To that end, all that remains is pricing a book so that it can incentivize people to buy, or to put it in bluntly economic terms, to price in order to increase demand.
For me, that would mean pricing the bigger names lower, so that the occasional book buyers are more inclined to buy them. Yes, this reduces profits on each unique sale, but also increases overall profits per title by garnering sales from customers who otherwise wouldn’t buy a book.
It seems we’re quickly moving into a term of great publishing disruption, the Wild West that will separate 19th century publishing from the 21st.
Agreed. If you buy the notion that content is increasingly provided by entities that “surround” a community and effectively own the relationships, then you are absolutely matching price and demand dynamically. You’re always testing pricing strategies (including free) and measuring aggregate revenue. Costs mean a lot less; revenue maximization is the primary game.
I think you’ve nailed my frustration, Brian. Because I grew up as a digital native (although on the older edge of that spectrum), I’ve always focused on doing things as close to free as possible and then maximizing the exposure through tinkering with demand. I don’t see that willingness to experiment in today’s publishers, rather it’s often a dragging of feet.
I’ve been playing with notes on an article about publishers going through the Kubler-Ross Stages of Grief over eBooks and I think it might need to come out soon.
I’m looking forward to that “grief over e-books” piece…
Competitive strategy is hard to tackle in comments, but businesses that have captured their customers and whose marginal costs are low generally are best pursuing strategies that maximize total demand. To do that, you have to be able to test (experiment) with the price - service mix and then adjust according to what you find.

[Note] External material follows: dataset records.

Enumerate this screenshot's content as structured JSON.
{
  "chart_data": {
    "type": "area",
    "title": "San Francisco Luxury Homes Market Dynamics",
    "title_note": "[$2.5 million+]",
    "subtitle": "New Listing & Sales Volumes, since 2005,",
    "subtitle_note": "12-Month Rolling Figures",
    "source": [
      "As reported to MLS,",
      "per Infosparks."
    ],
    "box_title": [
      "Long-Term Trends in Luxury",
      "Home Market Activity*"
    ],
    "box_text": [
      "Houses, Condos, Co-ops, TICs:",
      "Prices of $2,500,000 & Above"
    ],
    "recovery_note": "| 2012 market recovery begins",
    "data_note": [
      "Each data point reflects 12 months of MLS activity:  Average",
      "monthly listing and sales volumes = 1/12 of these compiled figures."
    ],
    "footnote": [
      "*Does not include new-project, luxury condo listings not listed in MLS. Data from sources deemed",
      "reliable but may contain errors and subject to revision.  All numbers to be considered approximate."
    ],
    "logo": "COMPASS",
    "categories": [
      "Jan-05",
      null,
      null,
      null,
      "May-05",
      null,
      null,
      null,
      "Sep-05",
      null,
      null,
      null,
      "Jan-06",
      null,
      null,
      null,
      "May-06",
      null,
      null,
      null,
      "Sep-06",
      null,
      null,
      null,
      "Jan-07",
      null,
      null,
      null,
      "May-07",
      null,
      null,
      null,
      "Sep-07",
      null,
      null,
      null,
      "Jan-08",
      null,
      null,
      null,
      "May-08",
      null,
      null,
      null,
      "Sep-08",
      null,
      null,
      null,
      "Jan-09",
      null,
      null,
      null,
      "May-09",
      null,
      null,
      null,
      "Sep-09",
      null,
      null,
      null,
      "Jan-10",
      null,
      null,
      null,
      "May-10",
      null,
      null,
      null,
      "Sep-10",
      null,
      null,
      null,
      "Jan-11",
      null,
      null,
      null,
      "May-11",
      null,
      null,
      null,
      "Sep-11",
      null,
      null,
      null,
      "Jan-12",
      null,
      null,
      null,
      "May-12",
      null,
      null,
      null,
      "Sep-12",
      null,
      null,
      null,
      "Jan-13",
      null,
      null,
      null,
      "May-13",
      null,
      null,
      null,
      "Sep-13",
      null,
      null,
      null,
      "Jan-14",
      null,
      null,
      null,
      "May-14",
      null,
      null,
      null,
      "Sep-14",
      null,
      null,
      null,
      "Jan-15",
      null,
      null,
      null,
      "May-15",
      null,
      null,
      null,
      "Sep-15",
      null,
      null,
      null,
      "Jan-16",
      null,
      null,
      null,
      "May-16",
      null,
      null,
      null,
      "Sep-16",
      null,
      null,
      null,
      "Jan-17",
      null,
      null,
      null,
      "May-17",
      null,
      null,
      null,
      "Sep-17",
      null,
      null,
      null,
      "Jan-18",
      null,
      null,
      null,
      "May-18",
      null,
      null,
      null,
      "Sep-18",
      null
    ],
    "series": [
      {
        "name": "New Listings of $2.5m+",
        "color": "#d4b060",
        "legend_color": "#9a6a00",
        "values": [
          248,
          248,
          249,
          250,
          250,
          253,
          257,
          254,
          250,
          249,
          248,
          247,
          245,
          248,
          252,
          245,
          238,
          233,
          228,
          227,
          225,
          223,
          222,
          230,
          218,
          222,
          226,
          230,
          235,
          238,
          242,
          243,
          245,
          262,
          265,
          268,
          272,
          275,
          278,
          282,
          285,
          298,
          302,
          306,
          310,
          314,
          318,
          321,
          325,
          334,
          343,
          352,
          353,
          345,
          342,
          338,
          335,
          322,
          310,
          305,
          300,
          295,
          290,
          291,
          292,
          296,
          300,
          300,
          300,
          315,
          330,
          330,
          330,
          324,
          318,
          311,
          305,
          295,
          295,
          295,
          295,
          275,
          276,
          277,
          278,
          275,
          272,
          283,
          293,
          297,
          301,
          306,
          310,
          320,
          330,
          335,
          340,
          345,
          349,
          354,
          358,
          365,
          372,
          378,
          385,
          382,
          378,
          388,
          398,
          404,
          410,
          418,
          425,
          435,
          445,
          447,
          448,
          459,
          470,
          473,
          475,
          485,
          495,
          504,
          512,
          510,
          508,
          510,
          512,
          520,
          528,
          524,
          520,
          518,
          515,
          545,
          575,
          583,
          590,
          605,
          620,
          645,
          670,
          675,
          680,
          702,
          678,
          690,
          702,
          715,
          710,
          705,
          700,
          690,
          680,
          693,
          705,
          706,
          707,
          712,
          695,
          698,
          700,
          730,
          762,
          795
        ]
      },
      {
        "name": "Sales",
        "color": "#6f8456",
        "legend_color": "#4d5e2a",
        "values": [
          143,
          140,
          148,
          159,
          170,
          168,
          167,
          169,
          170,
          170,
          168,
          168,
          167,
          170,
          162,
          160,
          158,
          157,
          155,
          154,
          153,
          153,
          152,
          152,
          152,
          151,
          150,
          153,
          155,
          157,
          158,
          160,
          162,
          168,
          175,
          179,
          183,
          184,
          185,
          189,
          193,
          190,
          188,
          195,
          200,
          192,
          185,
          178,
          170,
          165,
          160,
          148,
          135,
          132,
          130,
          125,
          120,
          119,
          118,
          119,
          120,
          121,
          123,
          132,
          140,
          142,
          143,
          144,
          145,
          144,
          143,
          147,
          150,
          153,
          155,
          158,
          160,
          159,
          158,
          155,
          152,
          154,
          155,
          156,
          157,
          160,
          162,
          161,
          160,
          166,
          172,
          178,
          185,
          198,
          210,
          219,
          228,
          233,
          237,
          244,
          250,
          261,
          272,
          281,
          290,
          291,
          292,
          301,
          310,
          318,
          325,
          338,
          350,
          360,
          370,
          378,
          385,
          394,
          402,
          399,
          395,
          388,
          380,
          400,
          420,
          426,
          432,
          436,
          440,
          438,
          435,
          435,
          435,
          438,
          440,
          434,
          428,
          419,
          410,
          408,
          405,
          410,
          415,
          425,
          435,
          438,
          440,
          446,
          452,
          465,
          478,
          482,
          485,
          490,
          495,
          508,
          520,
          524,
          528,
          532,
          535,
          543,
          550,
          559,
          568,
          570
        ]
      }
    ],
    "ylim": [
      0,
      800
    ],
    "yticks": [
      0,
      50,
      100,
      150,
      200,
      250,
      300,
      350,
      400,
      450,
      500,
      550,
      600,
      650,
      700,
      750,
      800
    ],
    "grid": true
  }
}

Trade publishers have little or no ability to test directly; their experiments are negotiated with what might feel like hostile third parties. The stronger experiments might come in markets (professional and scholarly, or associations) that have established a more direct, multi-dimensional relationship with a community.
I’ll come back to this in a full post, I think. You might also look at some of my “association” segment blog posts, visible on the home page. The themes pop up there, as well.